Within the buildings of the complex live most of the important characters of “The Decalogue”: a largely middle and lower-middle-class mix of doctors and teachers, taxi drivers and postmen, young and old people, lovers and voyeurs. Most know each other only casually. And though the stories move outside to the city and countryside, Kieslowski always returns to those towering walls and monotonous windows.

There, he implies, if you look closely enough, you can see most of life’s dramas unfold.

Already a legendary movie and the cornerstone of the late Kieslowski’s international reputation, “The Decalogue” is a rich chronicle of a flawed society. Backed by composer Zbigniew Preisner’s spare and moving score, cast with a virtual “Who’s Who” of Polish film actors, the film maintains a tone of pure, haunting melancholy and sometimes-unbearable truth. It is the finest work of an exemplary filmmaker, one of the century’s highest film achievements.

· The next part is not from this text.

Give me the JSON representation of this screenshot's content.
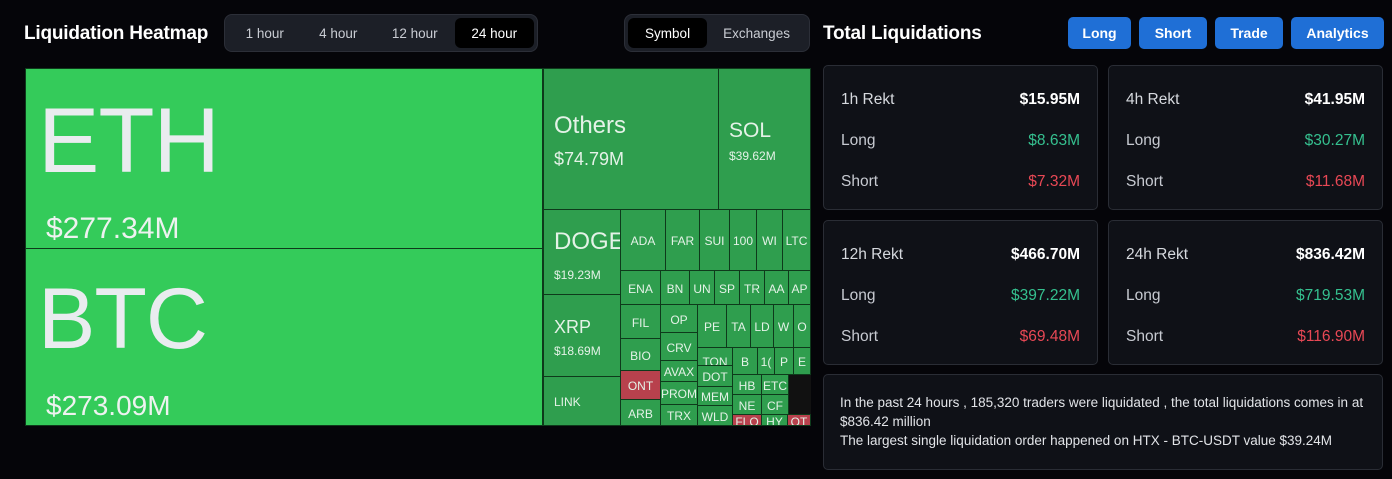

– Also at the Film Center: a reprise of Terre Nash’s 1995 documentary “Who’s Counting? Marilyn Waring on Sex, Lies and Global Economics” (6 p.m., Thursday), and three more new Taiwanese films. On Saturday at 3:30 p.m.: Hsu Hsiao-ming’s moving 1995 portrayal of a political prisoner’s return to a world that ignores her, “Heartbreak Island” ((star) (star) (star) ). On Sunday at 2 p.m.: Yee Chin-yen’s 1996 look at a Taipei family’s romantic entanglements, “Lonely Hearts Club” ((star) (star) 1/2), and then at 4 p.m. another look at a political dissident’s return with Wan Jen’s 1995 “Super Citizen Ko.”

The Film Center is at Columbus Drive and Jackson Boulevard. Call 312-443-3737.